The $927 million-asset company (BOCH) announced Friday that it is selling its 51% ownership position in Bank of Commerce Mortgage back to Simonich Corp., which owns the rest of mortgage bank's stock, for an undisclosed price. The deal is expected to close this quarter.

The mortgage bank funds more than $1 billion in first mortgages annually, Bank of Commerce said in its quarterly Securities and Exchange Commission filing in August.

For the first six months of the year, the company reported mortgage revenues of $11.07 million, which accounted for 83% of the company's noninterest income for the same period. That income will go away, but so will all of the expenses of the mortgage bank, Patrick J. Moty, the bank's president and chief executive, said in a brief interview.

Moty said the two companies didn't plan for the partnership to only last three years, but the increasing regulatory burden was stymying the growth of the mortgage bank.

"This is going to allow them to grow their business. These are booming economic times in terms of mortgage banking and the additional regulation that came with being partly owned by a bank was holding them back," Moty said. "We had no specific timeframe, but the timing appeared to be right … that's the world we live in now."

The agreement calls for the two companies to continue working together on the funding side.

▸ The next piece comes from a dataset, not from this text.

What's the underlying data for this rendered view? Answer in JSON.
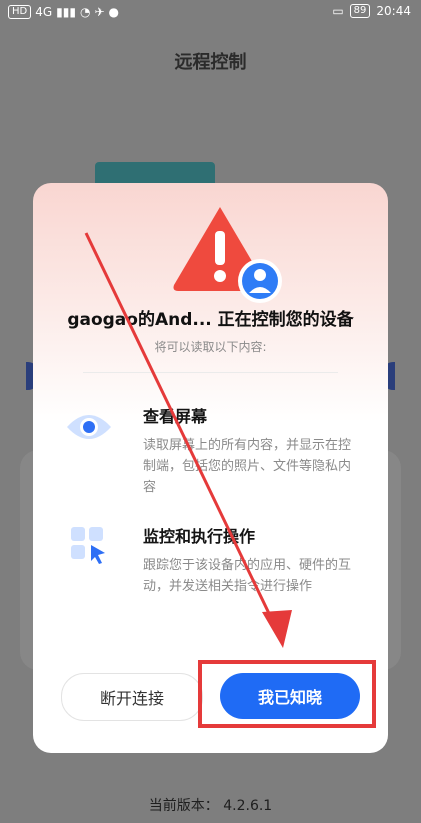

"We will continue to be one of their main banks from the funding side," Moty said. "We will probably benefit more from the funding business than we did from being owners."

Moty said the sale would add to the company's healthy capital ratios; its total risk-based capital ratio was 13.64% at June 30. He said the company is looking for acquisitions, but hasn't struck a bank deal because "there is still a disconnect between the price buyers are willing pay and what sellers want."